Le larve sgusciano dopo qualche giorno e iniziano a nutrirsi della provvigione di nettare (64%) e polline (36%). Dopo l’ultima muta, le larve mature defecano e tessono un bozzolo sericeo, nel quale entrano in diapausa allo stadio di prepupa. I pezzettini di foglie, assieme ai fili sericei, conferiscono robustezza al bozzolo. Per interrompere la diapausa è necessario un periodo di freddo. Ogni femmina può deporre fino a 30 uova; 16 sono una buona media in natura. I maschi, dopo la fuoriuscita dal bozzolo, si nutrono del nettare sui fiori di erba medica, si accoppiano e, in condizioni favorevoli, vivono due settimane.

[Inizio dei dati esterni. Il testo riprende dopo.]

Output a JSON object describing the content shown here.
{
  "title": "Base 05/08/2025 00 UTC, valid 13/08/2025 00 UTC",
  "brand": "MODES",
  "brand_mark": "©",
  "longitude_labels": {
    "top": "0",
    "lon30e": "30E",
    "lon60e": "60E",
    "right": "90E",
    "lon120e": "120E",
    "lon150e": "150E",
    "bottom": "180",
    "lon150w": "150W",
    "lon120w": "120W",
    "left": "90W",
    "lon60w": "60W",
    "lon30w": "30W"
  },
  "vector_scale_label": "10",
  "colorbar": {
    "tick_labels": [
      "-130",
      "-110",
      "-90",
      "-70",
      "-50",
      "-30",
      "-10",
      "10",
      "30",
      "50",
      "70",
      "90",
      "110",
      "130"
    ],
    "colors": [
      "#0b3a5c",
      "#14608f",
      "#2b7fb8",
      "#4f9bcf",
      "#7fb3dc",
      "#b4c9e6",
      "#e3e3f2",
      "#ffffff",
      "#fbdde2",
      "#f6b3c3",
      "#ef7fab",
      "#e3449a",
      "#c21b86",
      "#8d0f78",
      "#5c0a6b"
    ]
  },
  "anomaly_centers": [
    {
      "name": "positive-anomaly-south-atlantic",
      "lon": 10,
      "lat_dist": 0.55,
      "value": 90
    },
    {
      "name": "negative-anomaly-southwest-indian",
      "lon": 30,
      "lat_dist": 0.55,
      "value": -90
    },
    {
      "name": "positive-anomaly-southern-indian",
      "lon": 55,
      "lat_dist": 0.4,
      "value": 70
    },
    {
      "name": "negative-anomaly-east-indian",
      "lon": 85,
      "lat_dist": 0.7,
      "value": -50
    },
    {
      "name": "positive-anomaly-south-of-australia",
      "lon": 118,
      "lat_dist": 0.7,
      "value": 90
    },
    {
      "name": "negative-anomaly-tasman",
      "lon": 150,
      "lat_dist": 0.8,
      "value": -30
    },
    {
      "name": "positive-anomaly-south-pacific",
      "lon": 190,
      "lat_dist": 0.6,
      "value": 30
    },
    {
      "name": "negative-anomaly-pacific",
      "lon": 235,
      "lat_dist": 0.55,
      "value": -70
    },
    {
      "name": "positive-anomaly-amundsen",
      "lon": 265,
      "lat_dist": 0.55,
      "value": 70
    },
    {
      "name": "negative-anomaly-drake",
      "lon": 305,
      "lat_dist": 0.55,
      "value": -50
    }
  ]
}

M. rotundata ha avuto successo come impollinatore alternativo dell’erba medica, perché non evita il colpetto inflittogli dagli stami e quindi impollina i fiori adeguatamente. Si stima che ogni femmina può far scattare tanti fiori da produrre 0.1 kg di semi. Gli individui di
M. rotundata visitano molti altri fiori, tra cui
Trifolium spp., Lotus corniculatus, Rubus spp., Hypericum spp. e
Inula spp.
La temperatura di attività ottimale varia dai 25-30°C. Le femmine lavorano poco a temperature inferiori a 20°C, accettano invece temperature molto alte, a patto che le centraline di nidificazione forniscano una protezione adeguata ai nidi e alla progenie.